AB15188 Sigma-AldrichAnti-Neurofascin Antibody, common epitope

Myelinated axons have a distinct protein architecture essential for action potential propagation, neuronal communication, and maintaining cognitive function. Damage to myelinated axons, associated with cerebral hypoperfusion, contributes to age-related cognitive decline. We sought to determine early alterations in the protein architecture of myelinated axons and potential mechanisms after hypoperfusion. Using a mouse model of hypoperfusion, we assessed changes in proteins critical to the maintenance of paranodes, nodes of Ranvier, axon-glial integrity, axons, and myelin by confocal laser scanning microscopy. As early as 3 d after hypoperfusion, the paranodal septate-like junctions were damaged. This was marked by a progressive reduction of paranodal Neurofascin signal and a loss of septate-like junctions. Concurrent with paranodal disruption, there was a significant increase in nodal length, identified by Nav1.6 staining, with hypoperfusion.
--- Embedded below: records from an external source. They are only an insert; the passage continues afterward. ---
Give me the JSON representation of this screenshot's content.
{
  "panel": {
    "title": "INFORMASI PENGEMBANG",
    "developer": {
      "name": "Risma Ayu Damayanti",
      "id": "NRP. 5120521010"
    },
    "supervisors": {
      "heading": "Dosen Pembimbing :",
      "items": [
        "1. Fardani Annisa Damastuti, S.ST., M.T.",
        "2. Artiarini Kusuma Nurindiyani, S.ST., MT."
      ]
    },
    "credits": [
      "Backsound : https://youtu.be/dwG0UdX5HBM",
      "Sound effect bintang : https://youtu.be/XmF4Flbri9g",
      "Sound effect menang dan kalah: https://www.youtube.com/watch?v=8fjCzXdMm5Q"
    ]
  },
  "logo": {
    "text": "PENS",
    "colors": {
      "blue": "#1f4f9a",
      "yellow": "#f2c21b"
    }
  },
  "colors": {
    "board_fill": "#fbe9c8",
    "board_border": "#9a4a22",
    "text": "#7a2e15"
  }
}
Disruption of axon-glial integrity was also determined after hypoperfusion by changes in the spatial distribution of myelin-associated glycoprotein staining. These nodal/paranodal changes were more pronounced after 1 month of hypoperfusion. In contrast, the nodal anchoring proteins AnkyrinG and Neurofascin 186 were unchanged and there were no overt changes in axonal and myelin integrity with hypoperfusion. A microarray analysis of white matter samples indicated that there were significant alterations in 129 genes. Subsequent analysis indicated alterations in biological pathways, including inflammatory responses, cytokine-cytokine receptor interactions, blood vessel development, and cell proliferation processes. Our results demonstrate that hypoperfusion leads to a rapid disruption of key proteins critical to the stability of the axon-glial connection that is mediated by a diversity of molecular events.